Parallelization Toolbox

Most parallel algorithms are based on a set of recurring primitives:

  • Sorting

  • Collective communication:

    • broadcast
    • gather / scatter
    • all-to-all personalized communication
    • reduce using associative operations (+, max, min)
    • combinations such as all-reduce or all-gather (gossiping) where all participating PEs get the whole result
    • prefix-sum computations (scan)
  • Selection and multisequence selection (e.g., a form of quickselect)

Besides the primitives there are several design approaches seen rather often:

  • Tree-shaped computations: Trees spanning the PEs to achive logarithmic communication paths and execution times (e.g., binary, binominal, fibonacci, ...)

  • Pipelining: It can help to distribute data more quickly, so that all PEs can start working earlier

  • Load balancing: Found at the core of many parallel algorithms. Some examples:

    • Prefix-sums / scan operations are commonly used to enumerate items on the different PEs. Knowing how many of these items exist in total and on each predecessor PE, the items can be distributed equally (e.g., used in a distributed quicksort)
    • Randomized work stealing used to evenly distribute (dynamic) work among PEs
    • Sample sort uses sampling to find splitters that split up the data in (hopefully) equally sized chunks. Each PE is then responsible to sort one of these chunks.
  • Batching: Data structures designed to operate on multiple elements at a time (e.g insert whole set), instead of just a single one. Operations are performed by all PEs simultanously in a cooperative maner instead of just concurrently (eventually protected by locks).

    • The Pareto Queue
    • Best-first Branch-and-bound with PE local priority queues
  • Recursion: A malleable approach adapting to the available parallelism. However, mind that we often want to expose much parallelism from the beginning (e.g., don't spawn threads for the multiple recursive calls within a recursive algorithms such as quicksort)

  • 'Array-ification': Long paths (e.g., linked-lists, long paths within trees) are difficult to parallelize. Sorting the nodes of a path (e.g., via list ranking based on doubling or independent set removal) and storing them in an array, enables parallelization. Every PE can then operate on a particular index-range on the array.

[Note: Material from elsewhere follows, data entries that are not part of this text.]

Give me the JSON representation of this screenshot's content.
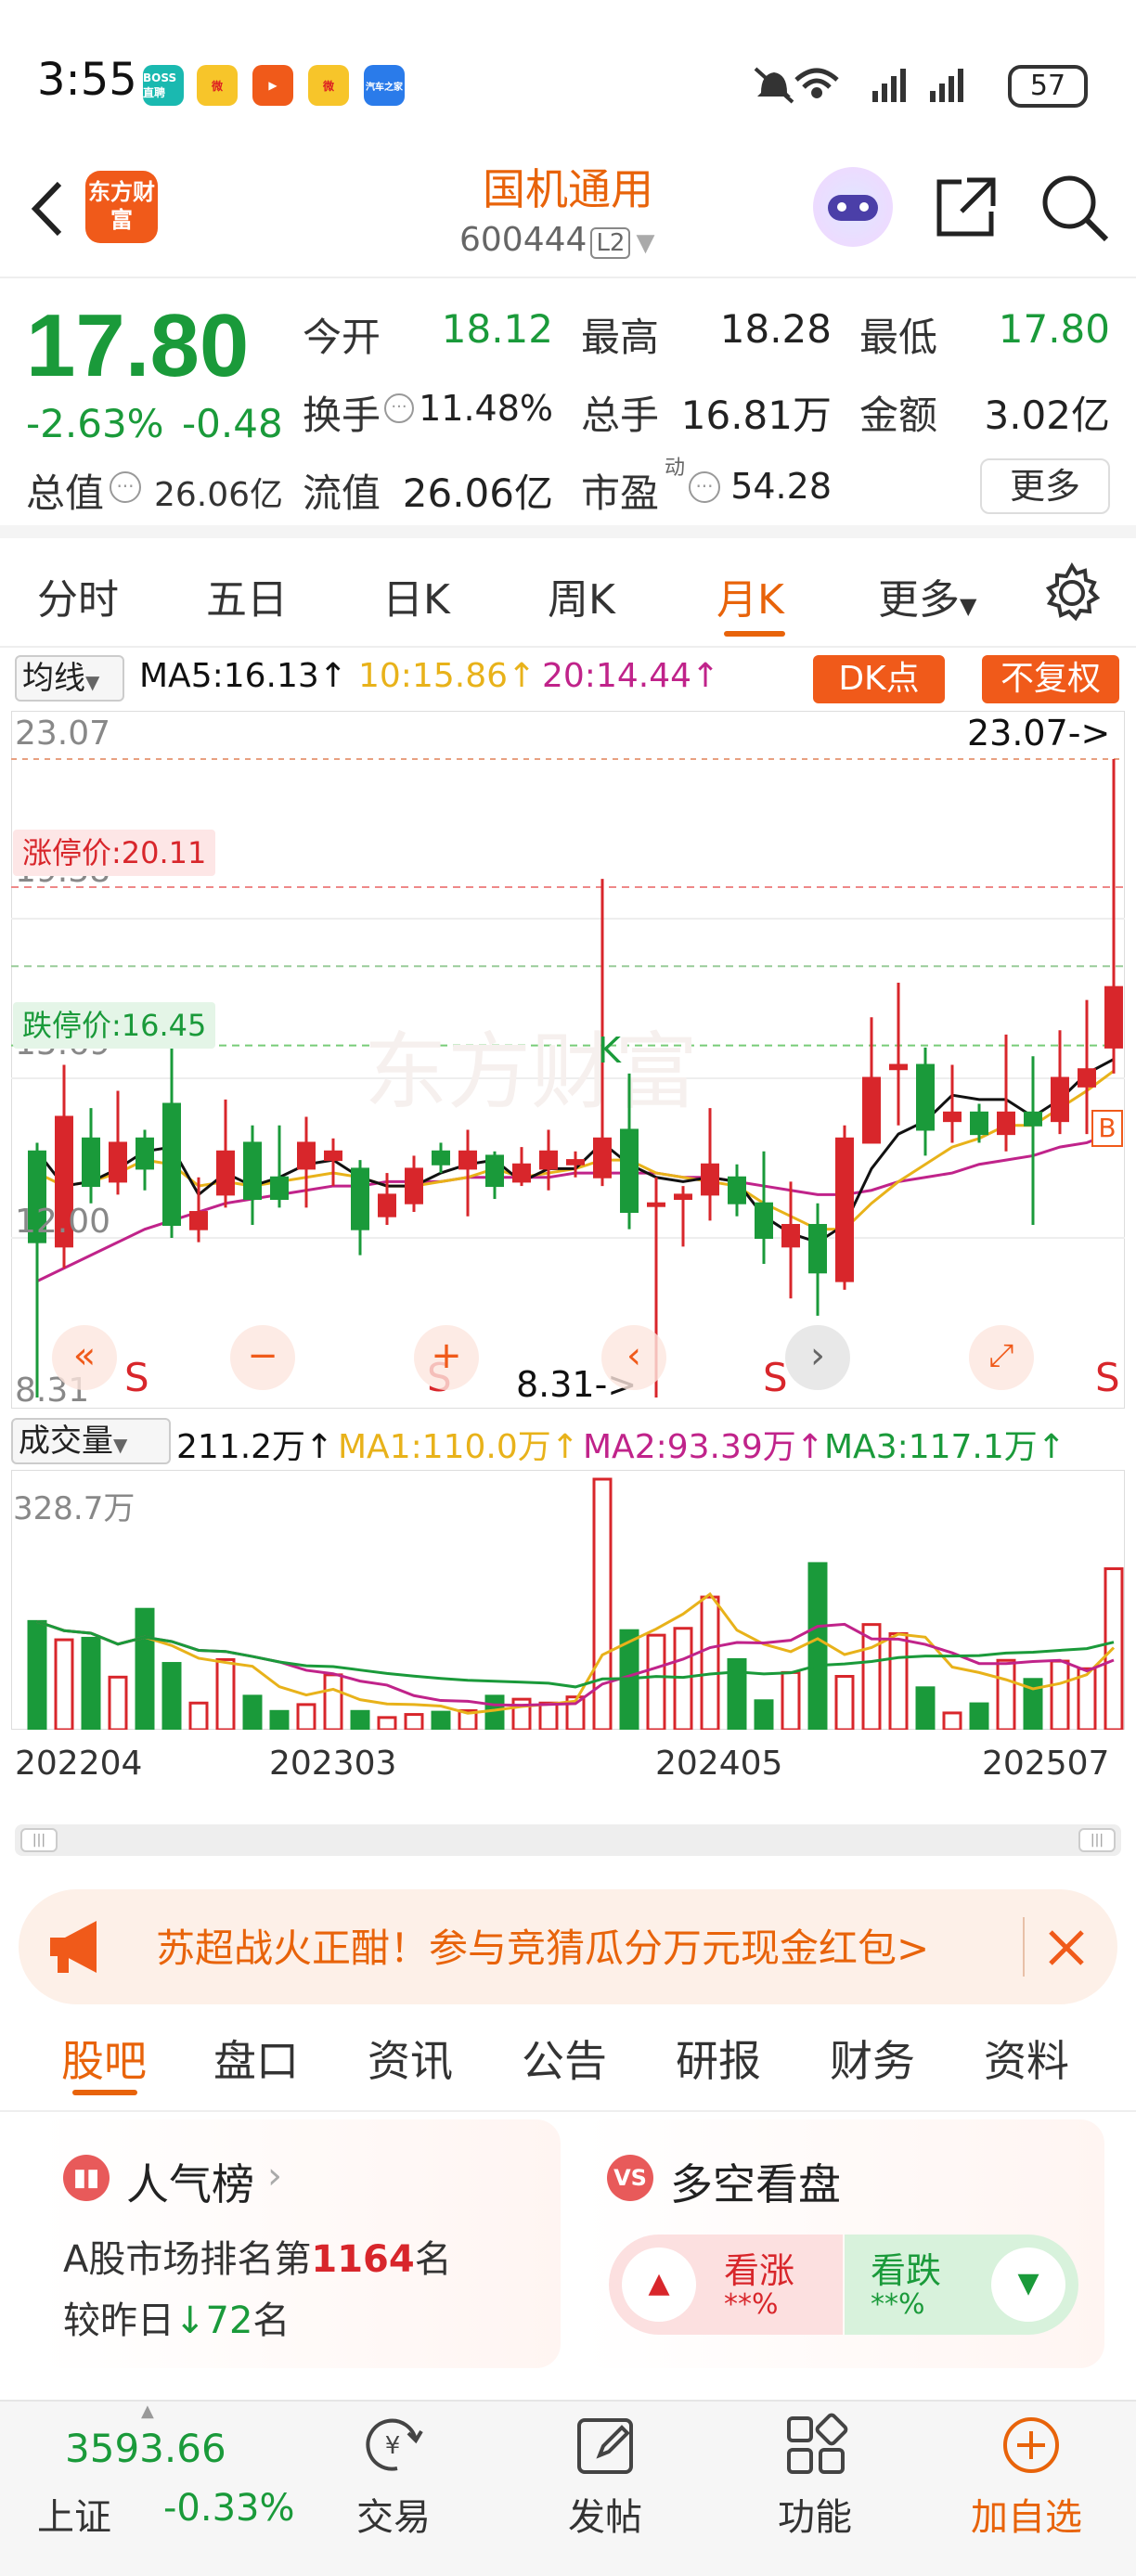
{
  "status_bar": {
    "time": "3:55",
    "apps": [
      "BOSS直聘",
      "微博",
      "快手",
      "微博",
      "汽车之家"
    ],
    "battery": "57"
  },
  "nav": {
    "back_icon": "chevron-left-icon",
    "logo_text": "东方财富",
    "stock_name": "国机通用",
    "stock_code": "600444",
    "level": "L2",
    "icons": [
      "robot-avatar-icon",
      "share-icon",
      "search-icon"
    ]
  },
  "quote": {
    "price": "17.80",
    "change_pct": "-2.63%",
    "change": "-0.48",
    "total_value_label": "总值",
    "total_value": "26.06亿",
    "fields": [
      {
        "label": "今开",
        "value": "18.12",
        "color": "green"
      },
      {
        "label": "最高",
        "value": "18.28",
        "color": "black"
      },
      {
        "label": "最低",
        "value": "17.80",
        "color": "green"
      },
      {
        "label": "换手",
        "value": "11.48%",
        "color": "black"
      },
      {
        "label": "总手",
        "value": "16.81万",
        "color": "black"
      },
      {
        "label": "金额",
        "value": "3.02亿",
        "color": "black"
      },
      {
        "label": "流值",
        "value": "26.06亿",
        "color": "black"
      },
      {
        "label": "市盈",
        "value": "54.28",
        "color": "black",
        "sup": "动"
      }
    ],
    "more_button": "更多"
  },
  "chart_tabs": {
    "items": [
      "分时",
      "五日",
      "日K",
      "周K",
      "月K",
      "更多"
    ],
    "active": "月K"
  },
  "ma_bar": {
    "selector": "均线",
    "ma5": "MA5:16.13↑",
    "ma10": "10:15.86↑",
    "ma20": "20:14.44↑",
    "dk_button": "DK点",
    "restore_button": "不复权"
  },
  "kline": {
    "price_labels": [
      "23.07",
      "19.38",
      "15.69",
      "12.00",
      "8.31"
    ],
    "limit_up_label": "涨停价:20.11",
    "limit_down_label": "跌停价:16.45",
    "max_marker": "23.07->",
    "min_marker": "8.31->",
    "k_marker": "K",
    "b_marker": "B",
    "s_marker": "S",
    "watermark": "东方财富",
    "colors": {
      "up": "#d8262b",
      "down": "#1a9a3a",
      "ma5": "#111111",
      "ma10": "#e8b21a",
      "ma20": "#c0238a"
    }
  },
  "volume": {
    "selector": "成交量",
    "current": "211.2万↑",
    "ma1": "MA1:110.0万↑",
    "ma2": "MA2:93.39万↑",
    "ma3": "MA3:117.1万↑",
    "max_label": "328.7万",
    "dates": [
      "202204",
      "202303",
      "202405",
      "202507"
    ]
  },
  "chart_data": {
    "type": "candlestick",
    "period": "monthly",
    "ylim": [
      8.31,
      23.07
    ],
    "candles": [
      {
        "o": 14.0,
        "c": 11.9,
        "h": 14.2,
        "l": 8.31
      },
      {
        "o": 11.8,
        "c": 14.8,
        "h": 16.0,
        "l": 11.3
      },
      {
        "o": 14.3,
        "c": 13.2,
        "h": 15.0,
        "l": 12.8
      },
      {
        "o": 13.3,
        "c": 14.2,
        "h": 15.4,
        "l": 13.0
      },
      {
        "o": 14.3,
        "c": 13.6,
        "h": 14.5,
        "l": 13.1
      },
      {
        "o": 15.1,
        "c": 12.3,
        "h": 16.5,
        "l": 12.0
      },
      {
        "o": 12.2,
        "c": 12.6,
        "h": 13.4,
        "l": 11.9
      },
      {
        "o": 13.0,
        "c": 14.0,
        "h": 15.2,
        "l": 12.7
      },
      {
        "o": 14.2,
        "c": 12.9,
        "h": 14.6,
        "l": 12.3
      },
      {
        "o": 13.4,
        "c": 12.9,
        "h": 14.6,
        "l": 12.7
      },
      {
        "o": 13.6,
        "c": 14.2,
        "h": 14.8,
        "l": 12.7
      },
      {
        "o": 13.8,
        "c": 14.0,
        "h": 14.3,
        "l": 13.2
      },
      {
        "o": 13.6,
        "c": 12.2,
        "h": 13.8,
        "l": 11.6
      },
      {
        "o": 12.5,
        "c": 13.0,
        "h": 13.5,
        "l": 12.3
      },
      {
        "o": 12.8,
        "c": 13.6,
        "h": 13.9,
        "l": 12.6
      },
      {
        "o": 14.0,
        "c": 13.7,
        "h": 14.2,
        "l": 13.5
      },
      {
        "o": 13.6,
        "c": 14.0,
        "h": 14.5,
        "l": 12.5
      },
      {
        "o": 13.9,
        "c": 13.2,
        "h": 14.0,
        "l": 12.9
      },
      {
        "o": 13.3,
        "c": 13.7,
        "h": 14.1,
        "l": 13.2
      },
      {
        "o": 13.6,
        "c": 14.0,
        "h": 14.5,
        "l": 13.1
      },
      {
        "o": 13.7,
        "c": 13.8,
        "h": 14.0,
        "l": 13.4
      },
      {
        "o": 13.4,
        "c": 14.3,
        "h": 20.3,
        "l": 13.2
      },
      {
        "o": 14.5,
        "c": 12.6,
        "h": 15.8,
        "l": 12.2
      },
      {
        "o": 12.8,
        "c": 12.8,
        "h": 13.4,
        "l": 8.31
      },
      {
        "o": 12.9,
        "c": 13.0,
        "h": 13.2,
        "l": 11.8
      },
      {
        "o": 13.0,
        "c": 13.7,
        "h": 15.0,
        "l": 12.4
      },
      {
        "o": 13.4,
        "c": 12.8,
        "h": 13.7,
        "l": 12.5
      },
      {
        "o": 12.8,
        "c": 12.0,
        "h": 14.0,
        "l": 11.4
      },
      {
        "o": 11.8,
        "c": 12.3,
        "h": 13.3,
        "l": 10.6
      },
      {
        "o": 12.3,
        "c": 11.2,
        "h": 12.8,
        "l": 10.2
      },
      {
        "o": 11.0,
        "c": 14.3,
        "h": 14.6,
        "l": 10.8
      },
      {
        "o": 14.2,
        "c": 15.7,
        "h": 17.1,
        "l": 14.2
      },
      {
        "o": 15.9,
        "c": 16.0,
        "h": 17.9,
        "l": 14.6
      },
      {
        "o": 16.0,
        "c": 14.5,
        "h": 16.4,
        "l": 13.9
      },
      {
        "o": 14.7,
        "c": 14.9,
        "h": 16.0,
        "l": 14.2
      },
      {
        "o": 14.9,
        "c": 14.4,
        "h": 15.1,
        "l": 14.2
      },
      {
        "o": 14.4,
        "c": 14.9,
        "h": 16.7,
        "l": 14.0
      },
      {
        "o": 14.9,
        "c": 14.6,
        "h": 16.2,
        "l": 12.3
      },
      {
        "o": 14.7,
        "c": 15.7,
        "h": 16.8,
        "l": 14.4
      },
      {
        "o": 15.5,
        "c": 15.9,
        "h": 17.5,
        "l": 14.4
      },
      {
        "o": 16.4,
        "c": 17.8,
        "h": 23.07,
        "l": 15.8
      }
    ],
    "ma5": [
      14.0,
      13.2,
      13.3,
      13.6,
      14.0,
      14.1,
      13.0,
      13.5,
      13.2,
      13.4,
      13.7,
      13.8,
      13.4,
      13.2,
      13.2,
      13.5,
      13.7,
      13.8,
      13.3,
      13.6,
      13.6,
      14.2,
      13.7,
      13.4,
      13.3,
      13.4,
      13.3,
      12.5,
      12.1,
      11.9,
      12.3,
      13.6,
      14.4,
      14.7,
      15.3,
      15.2,
      15.2,
      14.8,
      15.2,
      15.8,
      16.13
    ],
    "ma10": [
      13.5,
      13.2,
      13.3,
      13.5,
      13.8,
      13.7,
      13.2,
      13.3,
      13.2,
      13.3,
      13.4,
      13.5,
      13.4,
      13.2,
      13.2,
      13.3,
      13.4,
      13.6,
      13.4,
      13.5,
      13.6,
      13.8,
      13.8,
      13.5,
      13.4,
      13.3,
      13.2,
      12.8,
      12.5,
      12.2,
      12.2,
      12.8,
      13.3,
      13.7,
      14.1,
      14.3,
      14.6,
      14.6,
      15.0,
      15.4,
      15.86
    ],
    "ma20": [
      11.0,
      11.3,
      11.6,
      11.9,
      12.2,
      12.4,
      12.6,
      12.8,
      12.9,
      13.0,
      13.1,
      13.2,
      13.2,
      13.3,
      13.3,
      13.3,
      13.4,
      13.4,
      13.4,
      13.4,
      13.5,
      13.5,
      13.5,
      13.5,
      13.4,
      13.4,
      13.3,
      13.2,
      13.1,
      13.0,
      13.0,
      13.1,
      13.3,
      13.4,
      13.5,
      13.7,
      13.8,
      13.9,
      14.1,
      14.2,
      14.44
    ],
    "volume": [
      142.0,
      118.0,
      120.0,
      69.0,
      158.0,
      87.0,
      35.0,
      92.0,
      44.0,
      24.0,
      33.0,
      72.0,
      24.0,
      16.0,
      20.0,
      23.0,
      25.0,
      44.0,
      40.0,
      35.0,
      43.0,
      328.7,
      130.0,
      124.0,
      133.0,
      174.0,
      92.0,
      38.0,
      75.0,
      218.0,
      70.0,
      138.0,
      126.0,
      55.0,
      22.0,
      34.0,
      91.0,
      66.0,
      90.0,
      80.0,
      211.2
    ],
    "volume_ylim": [
      0,
      328.7
    ]
  },
  "banner": {
    "text": "苏超战火正酣！参与竞猜瓜分万元现金红包>",
    "icon": "megaphone-icon",
    "close_icon": "close-icon"
  },
  "sub_tabs": {
    "items": [
      "股吧",
      "盘口",
      "资讯",
      "公告",
      "研报",
      "财务",
      "资料"
    ],
    "active": "股吧"
  },
  "popularity": {
    "title": "人气榜",
    "rank_prefix": "A股市场排名第",
    "rank": "1164",
    "rank_suffix": "名",
    "change_prefix": "较昨日",
    "change_value": "72",
    "change_suffix": "名"
  },
  "bull_bear": {
    "title": "多空看盘",
    "bull_label": "看涨",
    "bull_value": "**%",
    "bear_label": "看跌",
    "bear_value": "**%"
  },
  "bottom_bar": {
    "index_value": "3593.66",
    "index_name": "上证",
    "index_change": "-0.33%",
    "items": [
      {
        "label": "交易",
        "icon": "yuan-exchange-icon"
      },
      {
        "label": "发帖",
        "icon": "edit-icon"
      },
      {
        "label": "功能",
        "icon": "grid-icon"
      },
      {
        "label": "加自选",
        "icon": "plus-circle-icon"
      }
    ]
  }
}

Parallelization Methodology

(based on Designing Parallel Algorithms)

  1. Start with the problem. Not with a particular algorithm.

    • For example, we were only able to parallelize the multi-criteria shortest path problem by abandoning the priority heap used in state-of-the-art algorithms and replacing it with a Pareto Queue. We sticked to the general idea of label setting without blindly immitating existing sequential algorithms.
  2. Partition the problem. Expose as much potential parallelism as possible by finding all concurrent tasks. Use Domain Decomposition or Functional Decomposition. You can even combine both techniques recursively.

    • Functional Decomposition:

      • Inspect the different computational steps. Group them to components that can operate in parallel. Finally, inspect the data required by the different components.
      • Functional decomposition yields modular program but which has often a limited scalability (i.e., the number of components is fixed and cannot increased easily)
      • Examples: A pipeline is a special kind of functional decomposition (offering high throughput even in case of high latency)
    • Data Parallelism / Domain Decomposition:

      • Partitioning of the data so that we can run computations simultanously in parallel on the different partitions. This applies to input, output and heavily used data structures.
      • As a guidline, start with a simple PRAM algorithms and take as many PEs as you want to and place them in an appropriate layout (e.g., hypercube, 3D-cube, 2D-grid). This allows you to learn about the problem and how it can be parallelized (e.g., organization and shapes suitable for data and PEs). Commonly, the next step is then to apply Brent's Principle to make the algorithm more efficient by reducing the number of PEs. This can be done by decoupling the strict mapping of elements to PEs and assigning $\frac{n}{p}$ elements per PE for a now arbitrary $p$.
      • Commonly used and formulated using the Single Program Multiple Data (SPMD) principle. The PE index is then used to break the inherint symmetrie
      • Examples:
        • Often there is more than one obivous data partitioning. E.g., vs the cubed sub-matrix algorithm of Dekel Nassimi Sahni
      • Hints
        • Perform data composition via chunks of fixed size instead of composition on a fixed number of chunks, i.e., use the chunk size to account for the parallelization overhead.
  3. Understand the communication paths and the required data flow between tasks.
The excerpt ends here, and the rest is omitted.